On y retrouve le baron Edgard Kesteloot, Marc Meganck, Isabel Vermote et Marc Villeirs, sans oublier le témoignage de Pierre Falkenbach qui, vu son grand âge, a connu les transformations radicales de la bourgade d’avant-guerre en une imposante commune de la périphérie immédiate de Bruxelles.

Xavier Claes, qui avait déjà travaillé avec l’éditeur Xavier Francart (Aparté) dans la série des volumes consacrés aux châteaux de Belgique, a été rappelé pour mettre son talent d’observateur au service d’un travail savant mais accessible à tous.
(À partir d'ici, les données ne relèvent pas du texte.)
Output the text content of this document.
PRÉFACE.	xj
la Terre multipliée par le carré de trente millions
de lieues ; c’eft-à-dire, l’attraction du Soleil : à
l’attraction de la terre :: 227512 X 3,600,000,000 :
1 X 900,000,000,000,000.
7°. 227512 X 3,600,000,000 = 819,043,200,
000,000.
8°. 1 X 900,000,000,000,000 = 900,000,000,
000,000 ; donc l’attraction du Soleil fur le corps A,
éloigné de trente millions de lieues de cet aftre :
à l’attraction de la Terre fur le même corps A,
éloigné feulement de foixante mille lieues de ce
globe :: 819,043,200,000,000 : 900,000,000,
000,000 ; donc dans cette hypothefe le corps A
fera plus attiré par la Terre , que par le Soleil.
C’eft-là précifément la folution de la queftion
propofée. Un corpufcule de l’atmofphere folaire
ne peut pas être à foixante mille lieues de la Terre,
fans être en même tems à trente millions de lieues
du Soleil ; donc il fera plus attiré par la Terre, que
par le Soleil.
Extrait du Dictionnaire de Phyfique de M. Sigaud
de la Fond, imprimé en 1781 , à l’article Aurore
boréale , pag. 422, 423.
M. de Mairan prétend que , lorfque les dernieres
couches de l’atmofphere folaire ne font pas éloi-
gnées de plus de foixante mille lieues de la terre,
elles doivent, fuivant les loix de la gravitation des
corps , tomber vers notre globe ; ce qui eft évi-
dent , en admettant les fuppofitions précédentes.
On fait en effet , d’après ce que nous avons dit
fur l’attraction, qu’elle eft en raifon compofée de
On voudrait voir toutes les communes du pays d’aussi belle manière traitées. Tous les éléments de ce qui s’apparente à un dictionnaire sans en avoir la sécheresse se retrouvent ici. Et c’est passionnant, même pour ceux qui ne sont ni natifs ni résidents de cette entité huppée de notre capitale que dirige à présent Willem Draps.

Après avoir compulsé les cartes qui délimitent la commune depuis les premiers relevés entrepris au début du nouveau régime français vers 1800, on aborde la question d’une commune qui cultive sa différence par la variété de ses espaces verts. Edgard Kesteloot eut la charge de ce long chapitre qu’il traite avec chaleur et précision dans le propos.
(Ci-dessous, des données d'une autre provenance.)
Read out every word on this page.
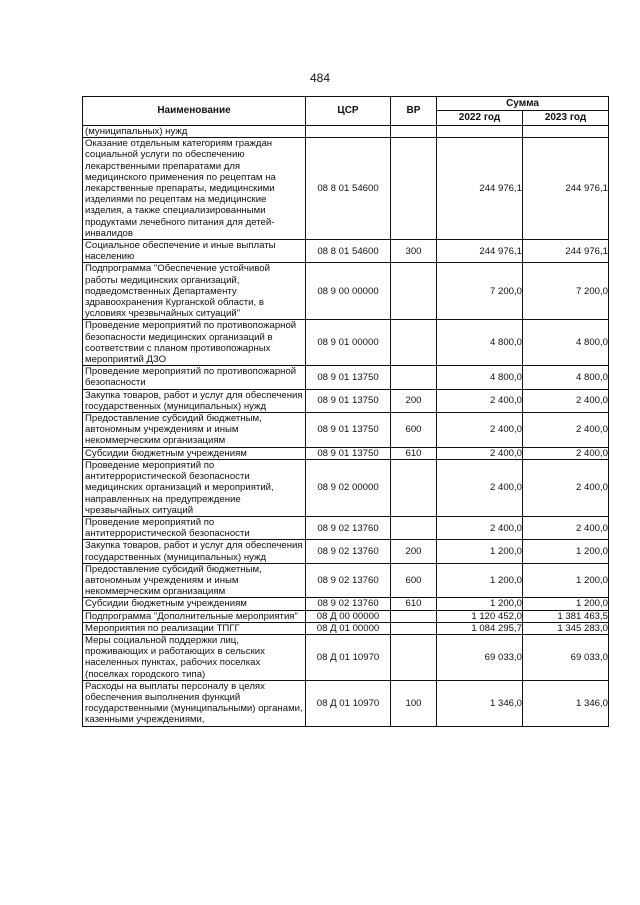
484
Наименование	ЦСР	ВР	Сумма	
			2022 год	2023 год
(муниципальных) нужд				
Оказание отдельным категориям граждан социальной услуги по обеспечению лекарственными препаратами для медицинского применения по рецептам на лекарственные препараты, медицинскими изделиями по рецептам на медицинские изделия, а также специализированными продуктами лечебного питания для детей-инвалидов	08 8 01 54600		244 976,1	244 976,1
Социальное обеспечение и иные выплаты населению	08 8 01 54600	300	244 976,1	244 976,1
Подпрограмма "Обеспечение устойчивой работы медицинских организаций, подведомственных Департаменту здравоохранения Курганской области, в условиях чрезвычайных ситуаций"	08 9 00 00000		7 200,0	7 200,0
Проведение мероприятий по противопожарной безопасности медицинских организаций в соответствии с планом противопожарных мероприятий ДЗО	08 9 01 00000		4 800,0	4 800,0
Проведение мероприятий по противопожарной безопасности	08 9 01 13750		4 800,0	4 800,0
Закупка товаров, работ и услуг для обеспечения государственных (муниципальных) нужд	08 9 01 13750	200	2 400,0	2 400,0
Предоставление субсидий бюджетным, автономным учреждениям и иным некоммерческим организациям	08 9 01 13750	600	2 400,0	2 400,0
Субсидии бюджетным учреждениям	08 9 01 13750	610	2 400,0	2 400,0
Проведение мероприятий по антитеррористической безопасности медицинских организаций и мероприятий, направленных на предупреждение чрезвычайных ситуаций	08 9 02 00000		2 400,0	2 400,0
Проведение мероприятий по антитеррористической безопасности	08 9 02 13760		2 400,0	2 400,0
Закупка товаров, работ и услуг для обеспечения государственных (муниципальных) нужд	08 9 02 13760	200	1 200,0	1 200,0
Предоставление субсидий бюджетным, автономным учреждениям и иным некоммерческим организациям	08 9 02 13760	600	1 200,0	1 200,0
Субсидии бюджетным учреждениям	08 9 02 13760	610	1 200,0	1 200,0
Подпрограмма "Дополнительные мероприятия"	08 Д 00 00000		1 120 452,0	1 381 463,5
Мероприятия по реализации ТПГГ	08 Д 01 00000		1 084 295,7	1 345 283,0
Меры социальной поддержки лиц, проживающих и работающих в сельских населенных пунктах, рабочих поселках (поселках городского типа)	08 Д 01 10970		69 033,0	69 033,0
Расходы на выплаты персоналу в целях обеспечения выполнения функций государственными (муниципальными) органами, казенными учреждениями,	08 Д 01 10970	100	1 346,0	1 346,0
On n’imagine pas à quel point un patelin comme celui-ci peut être riche en faune et flore, offrant à travers ses parcs à l’anglaise plus qu’un soupçon de romantisme. Sans oublier les 650 pieds de vignes qui poussent sur le talus de l’ancien chemin de fer près du Musée du Tram. Sur la même avenue de Tervuren, on apprend grâce à Marc Meganck que l’on a trouvé au n°165 des silex taillés.
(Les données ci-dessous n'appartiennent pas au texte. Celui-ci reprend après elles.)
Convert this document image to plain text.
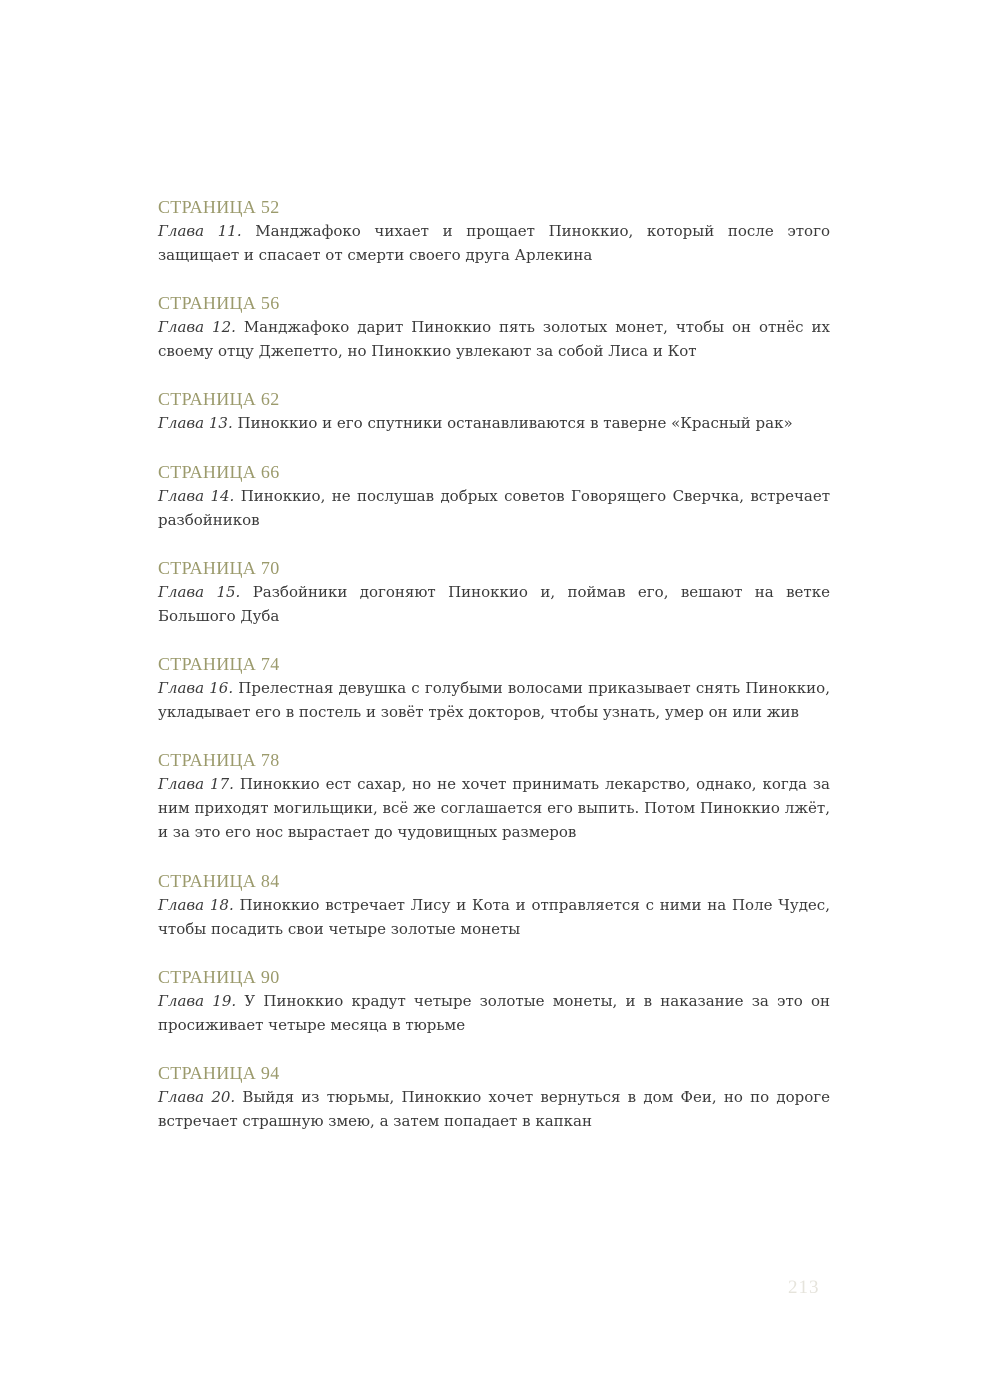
СТРАНИЦА 52
Глава 11. Манджафоко чихает и прощает Пиноккио, который после этого защищает и спасает от смерти своего друга Арлекина
СТРАНИЦА 56
Глава 12. Манджафоко дарит Пиноккио пять золотых монет, чтобы он отнёс их своему отцу Джепетто, но Пиноккио увлекают за собой Лиса и Кот
СТРАНИЦА 62
Глава 13. Пиноккио и его спутники останавливаются в таверне «Красный рак»
СТРАНИЦА 66
Глава 14. Пиноккио, не послушав добрых советов Говорящего Сверчка, встречает разбойников
СТРАНИЦА 70
Глава 15. Разбойники догоняют Пиноккио и, поймав его, вешают на ветке Большого Дуба
СТРАНИЦА 74
Глава 16. Прелестная девушка с голубыми волосами приказывает снять Пиноккио, укладывает его в постель и зовёт трёх докторов, чтобы узнать, умер он или жив
СТРАНИЦА 78
Глава 17. Пиноккио ест сахар, но не хочет принимать лекарство, однако, когда за ним приходят могильщики, всё же соглашается его выпить. Потом Пиноккио лжёт, и за это его нос вырастает до чудовищных размеров
СТРАНИЦА 84
Глава 18. Пиноккио встречает Лису и Кота и отправляется с ними на Поле Чудес, чтобы посадить свои четыре золотые монеты
СТРАНИЦА 90
Глава 19. У Пиноккио крадут четыре золотые монеты, и в наказание за это он просиживает четыре месяца в тюрьме
СТРАНИЦА 94
Глава 20. Выйдя из тюрьмы, Пиноккио хочет вернуться в дом Феи, но по дороге встречает страшную змею, а затем попадает в капкан
213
Donc il y avait du monde déjà par ici il y a plusieurs milliers d’années. Mais un monde réduit car la forêt de Soignes recouvrait l’essentiel du territoire de la commune. Laquelle restera jusqu’à la fin du XIXe siècle très largement rurale. Le patrimoine architectural, très bien étudié ici, montre les pertes subies en moins de cent ans. Fermes et châteaux, parcs et champs de courses (à l’instar du château Kiefelt ou de la ferme de Bemel) furent jetés par terre du fait de la poussée démographique et donc des prix au mètre carré.

Mais aux pertes vinrent s’ajouter des enrichissements comme le palais Stoclet, le château Blaton au Bovenberg, la villa Gosset, la maison Gombert et la maison du peintre Emile Fabry, sans oublier la Bibliotheca Wittockiana. Le règne de Léopold II allait transformer le village rural en une zone de résidence pour la haute société. Avec l’aide de l’industriel Parmentier, l’avenue de Tervuren fut créée. C’est de là que démarra le changement radical de la commune.

C’était il y a à peine plus de cent ans. La richesse de ce volume est incomparable. La cohérence du propos, chronologique et richement illustrée, permet de comprendre ce que fut la Belgique à travers cette seule commune. Le volume se trouve dans toutes les bonnes librairies.